Media Pendidikan – 05 Mei 2026 | PT Rukun Raharja Tbk (RAJA) mencatat laba bersih sebesar USD 10,5 juta atau kira-kira Rp 182,64 miliar pada kuartal I 2026, meningkat 14 persen dibandingkan periode yang sama tahun lalu. Pencapaian ini diumumkan pada Senin, 4 Mei 2026, dan menjadi sorotan utama setelah beberapa tantangan operasional yang dihadapi perusahaan di lini bisnis inti.
Pendapatan total RAJA pada kuartal yang sama tercatat USD 55,3 juta, menurun 16 persen secara tahunan dari USD 66,1 juta tahun sebelumnya. Penurunan ini dipicu oleh insiden pada jalur pipa gas di wilayah Pekanbaru yang menyebabkan penurunan volume penyaluran gas kepada pelanggan. Meskipun pendapatan menurun, laba bersih tetap tumbuh berkat kontribusi signifikan dari bisnis midstream, khususnya penyewaan gas compression plant di Sengkang, Sulawesi Selatan, serta pendapatan non‑operasional yang berasal dari investasi di bidang Engineering, Procurement, Construction & Installation (EPCI) dan sektor shipping melalui grup Hafar.

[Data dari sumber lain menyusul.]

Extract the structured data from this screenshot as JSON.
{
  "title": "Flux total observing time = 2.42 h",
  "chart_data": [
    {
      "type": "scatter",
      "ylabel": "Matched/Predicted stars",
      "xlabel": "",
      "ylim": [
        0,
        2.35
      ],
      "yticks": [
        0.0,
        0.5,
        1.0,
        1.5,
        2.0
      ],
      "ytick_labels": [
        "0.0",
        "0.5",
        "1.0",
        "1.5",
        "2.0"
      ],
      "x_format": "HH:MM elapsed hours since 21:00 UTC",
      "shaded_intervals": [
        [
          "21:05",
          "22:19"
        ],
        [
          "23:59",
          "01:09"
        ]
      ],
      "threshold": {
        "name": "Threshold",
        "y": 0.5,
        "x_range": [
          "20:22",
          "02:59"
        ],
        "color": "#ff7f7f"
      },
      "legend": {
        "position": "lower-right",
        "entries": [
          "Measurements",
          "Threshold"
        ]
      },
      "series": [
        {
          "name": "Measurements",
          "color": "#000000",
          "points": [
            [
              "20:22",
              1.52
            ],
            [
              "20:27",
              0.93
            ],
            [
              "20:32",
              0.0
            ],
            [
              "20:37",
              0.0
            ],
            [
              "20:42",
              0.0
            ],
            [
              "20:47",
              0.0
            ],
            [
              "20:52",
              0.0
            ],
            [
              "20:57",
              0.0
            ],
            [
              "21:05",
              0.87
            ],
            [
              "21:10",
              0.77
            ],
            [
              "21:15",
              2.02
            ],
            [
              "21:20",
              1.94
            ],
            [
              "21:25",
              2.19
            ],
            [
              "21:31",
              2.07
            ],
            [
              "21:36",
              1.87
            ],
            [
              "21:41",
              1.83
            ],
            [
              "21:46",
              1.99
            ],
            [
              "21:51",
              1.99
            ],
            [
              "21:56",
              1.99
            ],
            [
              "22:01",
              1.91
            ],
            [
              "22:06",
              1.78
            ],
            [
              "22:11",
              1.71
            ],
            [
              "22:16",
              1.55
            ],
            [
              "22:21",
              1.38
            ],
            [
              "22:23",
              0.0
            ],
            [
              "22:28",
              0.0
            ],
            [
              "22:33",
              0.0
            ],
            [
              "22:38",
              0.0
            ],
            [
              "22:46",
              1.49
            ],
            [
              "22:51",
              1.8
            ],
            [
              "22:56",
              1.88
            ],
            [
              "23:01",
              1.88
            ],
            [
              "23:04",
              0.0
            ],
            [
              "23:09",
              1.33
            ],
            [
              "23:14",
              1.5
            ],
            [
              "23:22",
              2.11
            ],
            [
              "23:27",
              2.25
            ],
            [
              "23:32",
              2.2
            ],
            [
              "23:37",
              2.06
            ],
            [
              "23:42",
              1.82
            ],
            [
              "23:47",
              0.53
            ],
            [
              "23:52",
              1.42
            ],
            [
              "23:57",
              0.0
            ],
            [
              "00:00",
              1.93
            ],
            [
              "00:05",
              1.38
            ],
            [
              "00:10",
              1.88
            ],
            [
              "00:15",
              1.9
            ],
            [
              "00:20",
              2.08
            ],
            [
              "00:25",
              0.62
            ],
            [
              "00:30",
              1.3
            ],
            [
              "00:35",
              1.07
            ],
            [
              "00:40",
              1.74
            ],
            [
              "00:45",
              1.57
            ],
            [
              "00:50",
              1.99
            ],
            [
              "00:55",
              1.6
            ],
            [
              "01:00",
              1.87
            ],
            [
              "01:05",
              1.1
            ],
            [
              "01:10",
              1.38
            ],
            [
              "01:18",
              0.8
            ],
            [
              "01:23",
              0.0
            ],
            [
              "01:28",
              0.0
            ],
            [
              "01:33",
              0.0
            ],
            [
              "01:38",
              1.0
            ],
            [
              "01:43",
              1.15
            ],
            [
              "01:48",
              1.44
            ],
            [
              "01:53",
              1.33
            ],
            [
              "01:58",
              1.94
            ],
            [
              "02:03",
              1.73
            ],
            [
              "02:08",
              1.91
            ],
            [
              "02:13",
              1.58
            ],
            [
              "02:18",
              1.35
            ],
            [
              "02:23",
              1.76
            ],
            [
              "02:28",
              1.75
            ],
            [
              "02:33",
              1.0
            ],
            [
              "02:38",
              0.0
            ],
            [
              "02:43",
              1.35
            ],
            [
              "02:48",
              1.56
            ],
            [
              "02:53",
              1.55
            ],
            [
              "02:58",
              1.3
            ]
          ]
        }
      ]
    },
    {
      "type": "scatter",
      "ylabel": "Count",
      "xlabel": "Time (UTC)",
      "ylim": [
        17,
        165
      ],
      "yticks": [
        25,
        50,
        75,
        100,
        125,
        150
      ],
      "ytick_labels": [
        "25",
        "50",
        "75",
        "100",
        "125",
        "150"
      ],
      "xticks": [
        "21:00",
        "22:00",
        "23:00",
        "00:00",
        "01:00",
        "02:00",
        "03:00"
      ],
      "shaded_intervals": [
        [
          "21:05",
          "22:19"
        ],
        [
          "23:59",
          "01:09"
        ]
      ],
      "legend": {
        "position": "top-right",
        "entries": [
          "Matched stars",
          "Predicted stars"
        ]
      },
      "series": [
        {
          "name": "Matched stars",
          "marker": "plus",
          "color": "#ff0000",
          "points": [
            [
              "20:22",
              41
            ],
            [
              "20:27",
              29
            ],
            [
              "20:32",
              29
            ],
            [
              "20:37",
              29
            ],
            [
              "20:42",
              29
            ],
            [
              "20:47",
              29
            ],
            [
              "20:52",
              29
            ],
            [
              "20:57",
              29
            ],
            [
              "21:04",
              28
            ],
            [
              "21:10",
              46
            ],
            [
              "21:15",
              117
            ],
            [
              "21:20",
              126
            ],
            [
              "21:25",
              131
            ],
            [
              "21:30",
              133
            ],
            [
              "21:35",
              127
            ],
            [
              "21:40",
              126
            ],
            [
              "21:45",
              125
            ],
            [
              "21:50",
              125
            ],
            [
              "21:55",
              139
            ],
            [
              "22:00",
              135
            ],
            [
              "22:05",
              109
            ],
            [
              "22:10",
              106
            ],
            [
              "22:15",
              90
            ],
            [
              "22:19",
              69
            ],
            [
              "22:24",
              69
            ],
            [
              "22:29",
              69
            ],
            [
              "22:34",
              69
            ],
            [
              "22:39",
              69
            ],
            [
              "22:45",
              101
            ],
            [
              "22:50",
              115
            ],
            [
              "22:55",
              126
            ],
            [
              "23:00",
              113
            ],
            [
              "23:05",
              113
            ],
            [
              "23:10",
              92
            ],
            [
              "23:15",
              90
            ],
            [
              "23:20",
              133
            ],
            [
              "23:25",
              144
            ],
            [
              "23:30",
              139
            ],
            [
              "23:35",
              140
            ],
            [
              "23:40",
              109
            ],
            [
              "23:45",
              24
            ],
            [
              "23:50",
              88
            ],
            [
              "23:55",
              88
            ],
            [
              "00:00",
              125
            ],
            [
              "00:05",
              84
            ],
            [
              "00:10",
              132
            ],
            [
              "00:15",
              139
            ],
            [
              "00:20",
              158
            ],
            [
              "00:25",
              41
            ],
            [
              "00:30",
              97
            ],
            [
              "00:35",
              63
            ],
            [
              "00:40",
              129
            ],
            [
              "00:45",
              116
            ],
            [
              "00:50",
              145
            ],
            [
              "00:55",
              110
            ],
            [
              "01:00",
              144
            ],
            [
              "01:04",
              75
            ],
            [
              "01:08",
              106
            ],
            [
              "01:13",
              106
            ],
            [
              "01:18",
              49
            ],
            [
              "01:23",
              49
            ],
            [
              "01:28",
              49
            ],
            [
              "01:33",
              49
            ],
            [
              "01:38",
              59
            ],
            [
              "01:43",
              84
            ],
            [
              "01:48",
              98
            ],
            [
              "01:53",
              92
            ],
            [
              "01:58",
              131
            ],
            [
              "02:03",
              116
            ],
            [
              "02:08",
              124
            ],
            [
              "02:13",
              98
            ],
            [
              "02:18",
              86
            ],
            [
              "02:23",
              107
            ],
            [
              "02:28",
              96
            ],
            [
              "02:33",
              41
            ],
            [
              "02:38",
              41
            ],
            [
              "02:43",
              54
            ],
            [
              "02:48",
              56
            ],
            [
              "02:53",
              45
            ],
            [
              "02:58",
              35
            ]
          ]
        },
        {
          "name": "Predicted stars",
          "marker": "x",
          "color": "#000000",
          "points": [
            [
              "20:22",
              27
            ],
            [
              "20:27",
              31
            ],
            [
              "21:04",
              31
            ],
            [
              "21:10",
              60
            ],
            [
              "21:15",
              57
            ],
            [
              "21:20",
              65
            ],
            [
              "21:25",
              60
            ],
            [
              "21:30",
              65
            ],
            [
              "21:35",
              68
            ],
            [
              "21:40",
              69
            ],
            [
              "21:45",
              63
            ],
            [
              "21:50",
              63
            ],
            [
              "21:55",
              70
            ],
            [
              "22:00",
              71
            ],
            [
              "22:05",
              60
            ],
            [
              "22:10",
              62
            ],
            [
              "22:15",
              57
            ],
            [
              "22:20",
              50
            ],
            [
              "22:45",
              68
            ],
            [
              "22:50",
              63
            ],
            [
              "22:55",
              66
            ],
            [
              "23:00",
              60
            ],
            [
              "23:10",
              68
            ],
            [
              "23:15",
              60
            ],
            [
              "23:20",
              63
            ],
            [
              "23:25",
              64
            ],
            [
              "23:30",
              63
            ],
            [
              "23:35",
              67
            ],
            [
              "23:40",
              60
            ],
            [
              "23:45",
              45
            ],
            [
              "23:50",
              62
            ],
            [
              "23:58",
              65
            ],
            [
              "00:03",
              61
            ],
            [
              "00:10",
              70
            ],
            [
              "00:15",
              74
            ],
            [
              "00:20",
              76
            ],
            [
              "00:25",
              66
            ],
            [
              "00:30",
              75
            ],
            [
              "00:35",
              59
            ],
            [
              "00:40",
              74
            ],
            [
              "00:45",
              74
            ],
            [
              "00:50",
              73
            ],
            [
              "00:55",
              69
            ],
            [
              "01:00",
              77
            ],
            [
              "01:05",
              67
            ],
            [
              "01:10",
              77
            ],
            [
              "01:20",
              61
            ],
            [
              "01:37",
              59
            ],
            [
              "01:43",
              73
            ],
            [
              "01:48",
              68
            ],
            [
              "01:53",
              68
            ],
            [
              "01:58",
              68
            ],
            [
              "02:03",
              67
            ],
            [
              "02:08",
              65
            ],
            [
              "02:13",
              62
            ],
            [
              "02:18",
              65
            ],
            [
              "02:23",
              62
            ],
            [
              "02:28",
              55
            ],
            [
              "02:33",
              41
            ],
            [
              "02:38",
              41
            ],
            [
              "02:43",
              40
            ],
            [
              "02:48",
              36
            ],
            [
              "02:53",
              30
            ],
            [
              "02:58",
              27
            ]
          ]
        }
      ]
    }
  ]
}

“Capaian ini menegaskan bahwa strategi diversifikasi portofolio usaha Perseroan telah berjalan efektif sebagai penopang kinerja keuangan di tengah tantangan operasional pada lini bisnis inti,” kata Direktur Utama Djauhar Maulidi dalam keterangannya. Djauhar menambahkan bahwa kondisi force majeure yang dinyatakan atas insiden pipa tidak mengubah komitmen perusahaan untuk memperkuat jaringan energi nasional.
Ke depan, RAJA menyiapkan serangkaian inisiatif strategis. Salah satunya adalah pembangunan infrastruktur pipa BBM yang menghubungkan Balikpapan dan Samarinda, dengan target dimulainya konstruksi pada kuartal III 2026. Proyek ini diharapkan memperkuat distribusi energi di Kalimantan Timur serta menambah nilai bagi segmen midstream. Di sisi lain, melalui anak perusahaan PT Raharja Energi Cepu Tbk (RATU), RAJA tengah menyelesaikan akuisisi SMS Development Limited, pemegang participating interest di Blok Madura Strait, yang diproyeksikan berkontribusi pada konsolidasi kinerja mulai kuartal II 2026. Selain itu, perusahaan juga berada pada tahap akhir akuisisi participating interest pada salah satu blok migas di Indonesia Timur, yang akan meningkatkan eksposur pada segmen hulu dan hilir.
Dengan kombinasi penguatan bisnis inti, ekspansi anorganik selektif, dan proyek infrastruktur baru, RAJA optimis dapat menjaga momentum pertumbuhan yang berkelanjutan. Manajemen menekankan pentingnya tata kelola perusahaan yang baik serta prinsip kehati‑hatan dalam setiap keputusan investasi, sehingga perusahaan dapat tetap kompetitif di tengah dinamika pasar energi global.